After coming out of the boiling water canner. After a few minutes you should hear the pop of the lid sealing.  Seconds after taking this shot, I heard the first one.   Most standard recipes would indicate leaving them sit for 24 hours undisturbed.  Pomona's jams set when completely cool.  I've had issues with "fruit float", all the fruit floating to the top leaving a jelly on the bottom.  The troubleshooting page at Pomona's website directs you to do the following:

 "In the future, when you take the jars out of the water bath, leave them for about an hour to start cooling and seal. Then come back and check to make sure they are all sealed. If you see that you have fruit float, turn the jars upside down to force the pulp to redistribute through the jar. Come back in about 45 minutes and turn the jars right side up to once again force the pulp to redistribute through the jar.

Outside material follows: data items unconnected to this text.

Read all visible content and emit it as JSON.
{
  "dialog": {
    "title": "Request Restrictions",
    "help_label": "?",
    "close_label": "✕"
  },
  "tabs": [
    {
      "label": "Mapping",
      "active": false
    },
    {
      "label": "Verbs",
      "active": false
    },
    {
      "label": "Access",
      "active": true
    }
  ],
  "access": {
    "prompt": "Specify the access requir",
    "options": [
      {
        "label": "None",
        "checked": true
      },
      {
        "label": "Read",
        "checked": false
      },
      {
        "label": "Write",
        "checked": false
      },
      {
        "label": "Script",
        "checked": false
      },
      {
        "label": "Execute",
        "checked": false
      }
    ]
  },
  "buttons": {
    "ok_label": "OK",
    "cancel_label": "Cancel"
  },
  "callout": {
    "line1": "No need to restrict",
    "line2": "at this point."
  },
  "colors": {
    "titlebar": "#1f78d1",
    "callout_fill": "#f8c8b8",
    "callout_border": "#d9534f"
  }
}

Check again in another 45 minutes and if you have a distinct dividing line, turn the jars upside down again. Turn the jars right side up again in about 30 minutes. You always want the jars to end up right side up. By keeping the pulp well distributed throughout the jars, there will not be a dividing line when the jell finally starts and locks everything into place. If your jam has jelled in a separated state, you can gently stir the pulp and juice back together when you open the jar to eat it. Separated jam in sealed jars will store safely."

This happened with my strawberry jam this year and my cherry jam last year.  So I researched it!  And here are my finished cooled jars:

No fruit float!  (Hey, there's red cherry jam there too!)

I managed to do the Rainier Cherry jam while Super Beautiful got in her nap, but then she wanted to help with the second batch.  Here are a few photos from that portion: (warning: your mouth may water and you may feel the need to drive to Virginia and get in on these cherries!)



That's it!  My first and possibly only photo step by step tutorial!  The folks at King Arthur Flour make it look too easy...  more hours than needed went into this, but I must admit I did enjoy documenting it.